HP Sales Fail To Sprout, PC Desktop Sales Down 10% Rampant OZ Discounting
Desperate to hold onto marketshare in the Australian PC market, HP, who is still paying the price of misleading consumers over their warranty rights, which saw HP Australia fined $3M by the Australian Competition and Consumer Commission, moved to discounting out their consumer PC range prior to Xmas, in an effort to stymie Lenovo’s roll out of their PC offering at JB HI Fi and Harvey Norman.
The strategy did not work with both retailers reporting “excellent” sales of the Lenovo PC range in particular their Yoga tablet and PC models.
Sales in HP’s desktop PC business, which accounts for about 30% total revenue, declined 10% after showing some improvement in 2014.
Globally the Company is struggling with their first-quarter revenue falling 4.7% because of declines in PC sales.
Shares of HP, which plans to split into two companies later this year, took a beating in after-hours trading in the US overnight.
HP’s first-quarter revenue of $26.8 billion was down from the $28.2 billion the company posted during the same period last year.
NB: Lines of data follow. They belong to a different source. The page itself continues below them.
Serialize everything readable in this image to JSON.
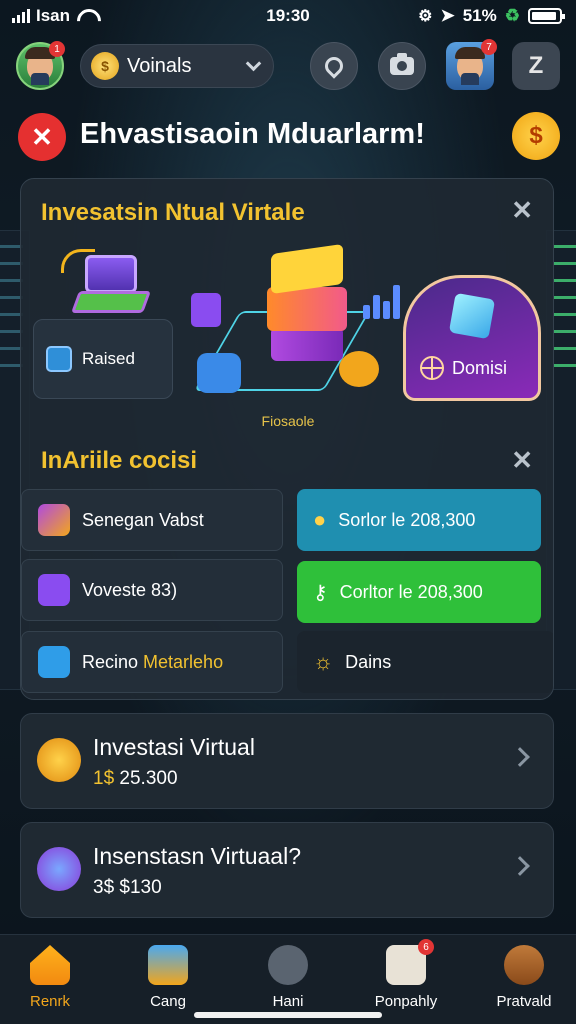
{
  "status_bar": {
    "carrier": "Isan",
    "time": "19:30",
    "battery": "51%"
  },
  "header": {
    "avatar_badge": "1",
    "selector_label": "Voinals",
    "coin_glyph": "$",
    "right_avatar_badge": "7",
    "z_button": "Z"
  },
  "title_row": {
    "title": "Ehvastisaoin Mduarlarm!",
    "coin_glyph": "$"
  },
  "card": {
    "title": "Invesatsin Ntual Virtale",
    "raised_label": "Raised",
    "frame_label": "Fiosaole",
    "domain_label": "Domisi",
    "section_title": "InAriile cocisi",
    "actions": [
      {
        "label": "Senegan Vabst"
      },
      {
        "label": "Sorlor le 208,300"
      },
      {
        "label": "Voveste 83)"
      },
      {
        "label": "Corltor le 208,300"
      },
      {
        "label_a": "Recino ",
        "label_b": "Metarleho"
      },
      {
        "label": "Dains"
      }
    ]
  },
  "list": [
    {
      "title": "Investasi Virtual",
      "prefix": "1$",
      "value": "25.300"
    },
    {
      "title": "Insenstasn Virtuaal?",
      "prefix": "3$",
      "value": "$130"
    }
  ],
  "bottom_nav": {
    "tabs": [
      {
        "label": "Renrk",
        "active": true,
        "badge": ""
      },
      {
        "label": "Cang",
        "active": false,
        "badge": ""
      },
      {
        "label": "Hani",
        "active": false,
        "badge": ""
      },
      {
        "label": "Ponpahly",
        "active": false,
        "badge": "6"
      },
      {
        "label": "Pratvald",
        "active": false,
        "badge": ""
      }
    ]
  },
  "colors": {
    "accent_gold": "#f2c230",
    "alert_red": "#e53030",
    "teal_button": "#1f8fb0",
    "green_button": "#2fc03a",
    "background": "#0c1720"
  }
}
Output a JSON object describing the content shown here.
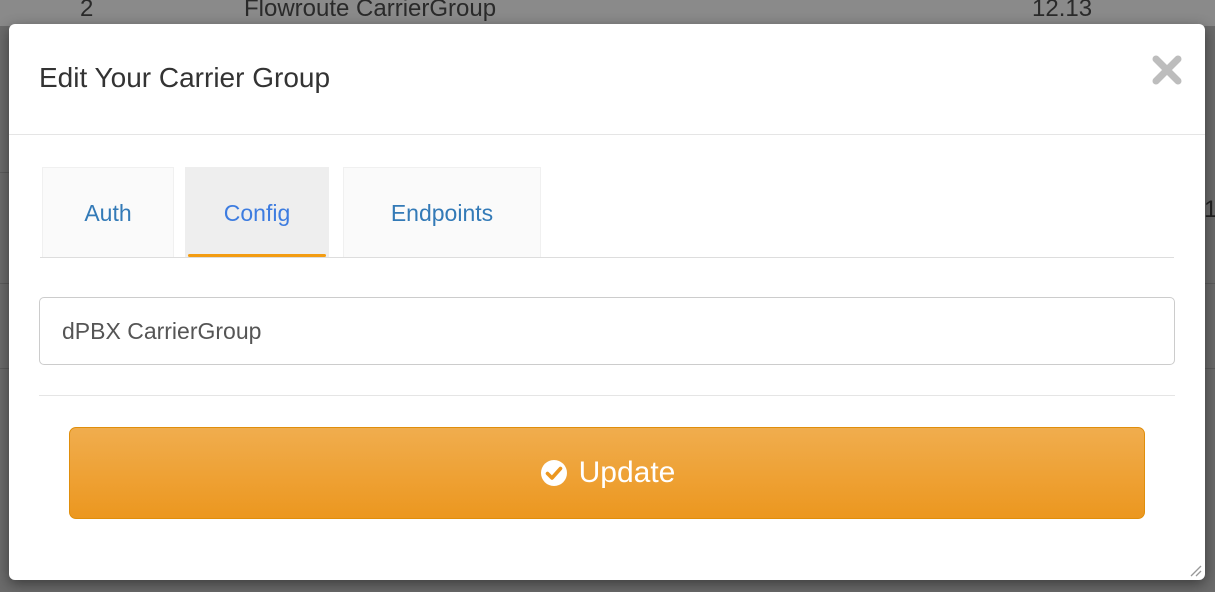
{
  "background_table": {
    "row": {
      "num": "2",
      "name": "Flowroute CarrierGroup",
      "value": "12.13"
    },
    "right_fragment": "1"
  },
  "modal": {
    "title": "Edit Your Carrier Group",
    "close_icon": "close-icon",
    "tabs": [
      {
        "label": "Auth",
        "active": false
      },
      {
        "label": "Config",
        "active": true
      },
      {
        "label": "Endpoints",
        "active": false
      }
    ],
    "name_field": {
      "value": "dPBX CarrierGroup"
    },
    "update_button": {
      "label": "Update",
      "icon": "check-circle-icon"
    }
  },
  "colors": {
    "accent_orange": "#f0ad4e",
    "tab_link": "#337ab7",
    "active_underline": "#f39c12"
  }
}
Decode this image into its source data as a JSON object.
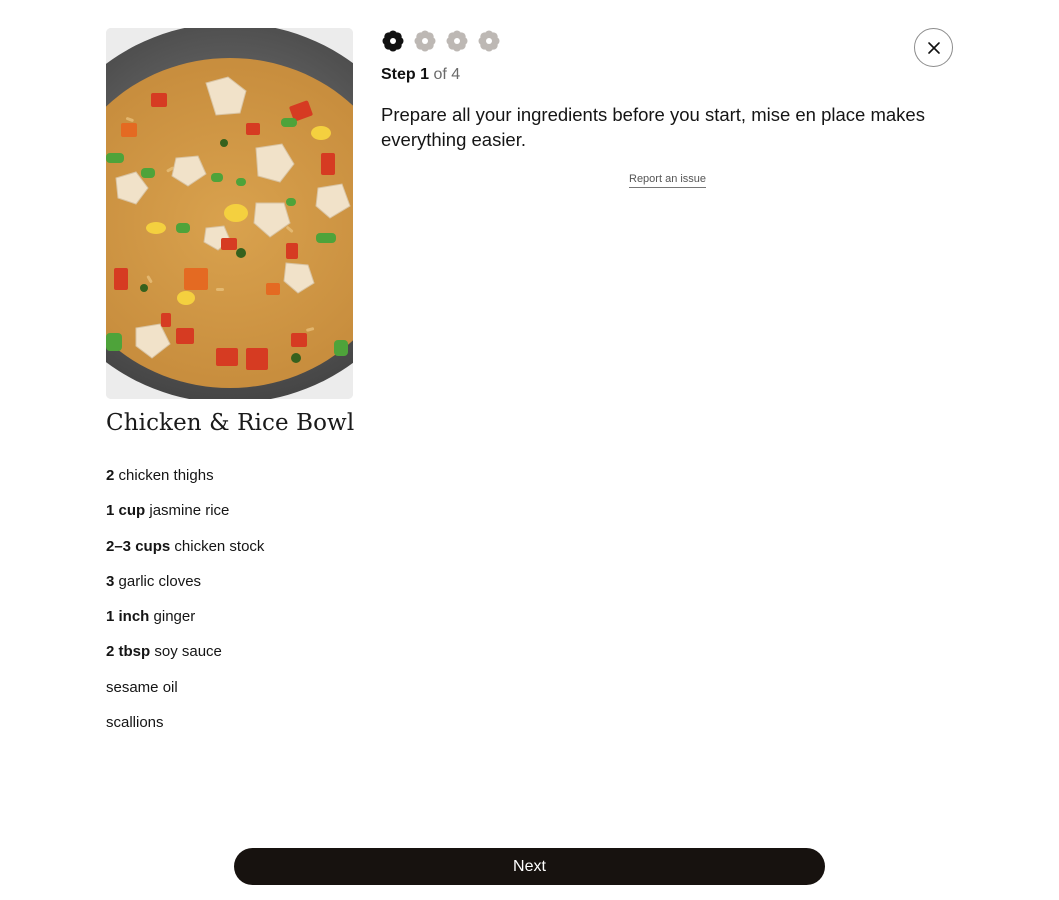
{
  "recipe": {
    "photo_icon": "fried-rice-photo",
    "title": "Chicken & Rice Bowl",
    "ingredients": [
      {
        "qty": "2",
        "name": "chicken thighs"
      },
      {
        "qty": "1 cup",
        "name": "jasmine rice"
      },
      {
        "qty": "2–3 cups",
        "name": "chicken stock"
      },
      {
        "qty": "3",
        "name": "garlic cloves"
      },
      {
        "qty": "1 inch",
        "name": "ginger"
      },
      {
        "qty": "2 tbsp",
        "name": "soy sauce"
      },
      {
        "qty": "",
        "name": "sesame oil"
      },
      {
        "qty": "",
        "name": "scallions"
      }
    ]
  },
  "progress": {
    "icon": "flower-icon",
    "total_steps": 4,
    "current_step": 1,
    "active_color": "#111111",
    "inactive_color": "#bdb8b4"
  },
  "step": {
    "label": "Step 1",
    "of_text": "of 4",
    "instruction": "Prepare all your ingredients before you start, mise en place makes everything easier.",
    "report_link": "Report an issue"
  },
  "close_icon": "close-icon",
  "next_button_label": "Next",
  "colors": {
    "button_bg": "#17120f",
    "button_text": "#ffffff"
  }
}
The tech giant’s sales came up short of the $27.4 billion that analysts had expected, according to Thomson Reuters. HP’s profits fell nearly 4% to $1.4 billion, or 75 cents per share.
HP’s shares HPQ -9.92% fell nearly 7% in after-hours trading following the disappointing earnings report.
Sales for HP’s business services unit fell 11% in the fourth quarter, to $4.9 billion, which contributed to the company’s disappointing performance overall. Meanwhile, sales were flat for both the PC business and its Enterprise Group, which includes cloud computing.
Overall, the PC and printing businesses saw sales decline 1.8%, to $14.1 billion. HP said in September the PC and printing businesses would split off into one company while its corporate hardware and services businesses would go into another.
CEO Meg Whitman said in a statement that her ongoing turnaround plan for HP, which she has said will be completed by 2016, “remains on track” analysts are not convinced.
Just before Xmas Hewlett-Packard launched their latest computer, the Sprout, which they said was built for people who like to make things with their hands, in the real world.
It’s a PC, and it runs Windows, but it has two displays-one of which is a touch mat that lays flat on your desk, about where you’d place a keyboard.
The Sprout also has a depth sensor, high-resolution camera and projector for 3-D scanning and imaging.
HP says that this unprecedented (and, yes, unusual) combo will let users to “take items from the physical world and seamlessly merge them into the digital workspace.”